Descreveu o "teto de vidro" como mecanismos invisíveis que bloqueiam a ascensão das mulheres a posições sénior, levando-as muitas vezes a abandonar a política. Os partidos tratam essas conquistas como triunfos da igualdade em vez de normas, com os media a dar-lhes destaque excessivo. Ao chegar à liderança em meio a crises — o "precipício de vidro" —, as mulheres enfrentam pressão acrescida. Varela apontou a remodelação do Partido Socialista (PSOE) pelo primeiro-ministro espanhol Pedro Sánchez, que colocou cinco mulheres em cargos de topo, incluindo a valenciana Rebeca Torró como secretária de organização. Sánchez apresentou-a como um impulso para a igualdade e renovação, mas ela disse que as lançou no tumulto partidário, desafiando-as a reconstruir a confiança e provar que a sua liderança traz mudanças substanciais para além da paridade simbólica.
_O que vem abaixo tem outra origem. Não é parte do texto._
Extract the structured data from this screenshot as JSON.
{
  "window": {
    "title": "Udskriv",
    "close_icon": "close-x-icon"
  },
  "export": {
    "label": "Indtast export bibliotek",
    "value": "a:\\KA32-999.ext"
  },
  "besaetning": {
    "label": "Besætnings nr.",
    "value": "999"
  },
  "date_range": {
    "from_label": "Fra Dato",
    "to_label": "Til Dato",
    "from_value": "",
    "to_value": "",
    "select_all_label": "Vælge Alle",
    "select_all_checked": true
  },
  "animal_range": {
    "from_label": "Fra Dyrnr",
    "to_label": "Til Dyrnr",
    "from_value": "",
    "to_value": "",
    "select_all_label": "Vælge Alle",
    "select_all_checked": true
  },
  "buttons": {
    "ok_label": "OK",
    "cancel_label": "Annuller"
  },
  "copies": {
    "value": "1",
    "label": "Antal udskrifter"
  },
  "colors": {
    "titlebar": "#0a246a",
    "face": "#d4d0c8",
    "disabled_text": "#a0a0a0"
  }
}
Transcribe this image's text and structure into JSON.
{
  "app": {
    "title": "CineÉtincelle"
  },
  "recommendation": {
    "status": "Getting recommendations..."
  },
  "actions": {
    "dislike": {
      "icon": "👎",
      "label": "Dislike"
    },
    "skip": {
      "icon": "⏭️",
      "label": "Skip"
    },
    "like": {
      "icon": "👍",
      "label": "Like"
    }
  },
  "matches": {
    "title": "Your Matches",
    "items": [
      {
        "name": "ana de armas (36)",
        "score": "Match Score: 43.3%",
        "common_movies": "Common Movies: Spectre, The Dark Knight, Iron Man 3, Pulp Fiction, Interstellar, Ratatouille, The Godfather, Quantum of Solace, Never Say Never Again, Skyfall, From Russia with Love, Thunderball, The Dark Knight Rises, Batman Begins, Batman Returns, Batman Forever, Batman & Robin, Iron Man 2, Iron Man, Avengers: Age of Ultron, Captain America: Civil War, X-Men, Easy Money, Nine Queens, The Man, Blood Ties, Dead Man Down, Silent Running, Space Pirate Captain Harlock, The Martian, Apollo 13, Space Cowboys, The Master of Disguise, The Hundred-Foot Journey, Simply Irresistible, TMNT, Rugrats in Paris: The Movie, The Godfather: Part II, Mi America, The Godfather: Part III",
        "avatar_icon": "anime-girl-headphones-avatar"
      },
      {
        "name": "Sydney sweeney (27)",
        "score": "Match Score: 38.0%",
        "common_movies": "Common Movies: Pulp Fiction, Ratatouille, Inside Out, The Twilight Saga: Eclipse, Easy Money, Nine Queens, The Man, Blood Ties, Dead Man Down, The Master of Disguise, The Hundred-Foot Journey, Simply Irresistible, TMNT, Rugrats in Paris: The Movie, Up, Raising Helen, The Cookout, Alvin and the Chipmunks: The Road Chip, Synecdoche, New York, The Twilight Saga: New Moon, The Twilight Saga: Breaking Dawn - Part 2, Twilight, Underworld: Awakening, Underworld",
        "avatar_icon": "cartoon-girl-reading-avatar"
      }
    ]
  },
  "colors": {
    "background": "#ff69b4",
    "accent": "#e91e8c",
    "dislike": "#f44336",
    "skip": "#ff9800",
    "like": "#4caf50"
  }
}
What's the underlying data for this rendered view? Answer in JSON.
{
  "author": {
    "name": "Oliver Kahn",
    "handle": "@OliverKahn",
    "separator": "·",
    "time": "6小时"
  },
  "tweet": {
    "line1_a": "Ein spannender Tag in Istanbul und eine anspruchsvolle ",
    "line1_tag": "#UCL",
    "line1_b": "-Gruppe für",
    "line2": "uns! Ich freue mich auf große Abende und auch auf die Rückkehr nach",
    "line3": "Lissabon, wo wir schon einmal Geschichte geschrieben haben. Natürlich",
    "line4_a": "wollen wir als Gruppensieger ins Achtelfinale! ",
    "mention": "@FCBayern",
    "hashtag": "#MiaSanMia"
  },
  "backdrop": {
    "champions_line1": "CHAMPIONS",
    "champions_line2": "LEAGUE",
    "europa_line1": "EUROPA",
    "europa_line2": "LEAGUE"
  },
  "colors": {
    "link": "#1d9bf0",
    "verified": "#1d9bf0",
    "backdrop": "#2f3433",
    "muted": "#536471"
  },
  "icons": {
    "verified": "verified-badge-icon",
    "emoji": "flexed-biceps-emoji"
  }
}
Comparou isto à vice-presidente norte-americana Kamala Harris, que se tornou a candidata presidencial democrata após a saída de Joe Biden, herdando uma campanha em dificuldades. Varela cunhou "terreno pegajoso" para as dificuldades que as mulheres enfrentam ao passar da vida privada para a política, agravadas pelas exigências de reconciliação familiar. A paridade formal em listas ou executivos, argumentou, não garante influência real nem transformação.

Varela abordou também a violência política destinada a dissuadir as mulheres de participarem, que se intensificou recentemente, juntamente com os custos pessoais e profissionais de altos cargos. Estes temas surgem no seu livro, inspirado na série dinamarquesa *Borgen*, com a primeira-ministra Birgitte Nyborg (Sidse Babett Knudsen), que uma vez lidou com uma disputa petrolífera na Gronelândia como ministra dos Negócios Estrangeiros — paralelo aos problemas atuais da primeira-ministra dinamarquesa Mette Frederiksen.

Antes do evento, a secretária-geral do Instituto da Mulher de Andorra disse que o livro de Varela a inspirou a rever a série, uma opinião partilhada por muitos participantes.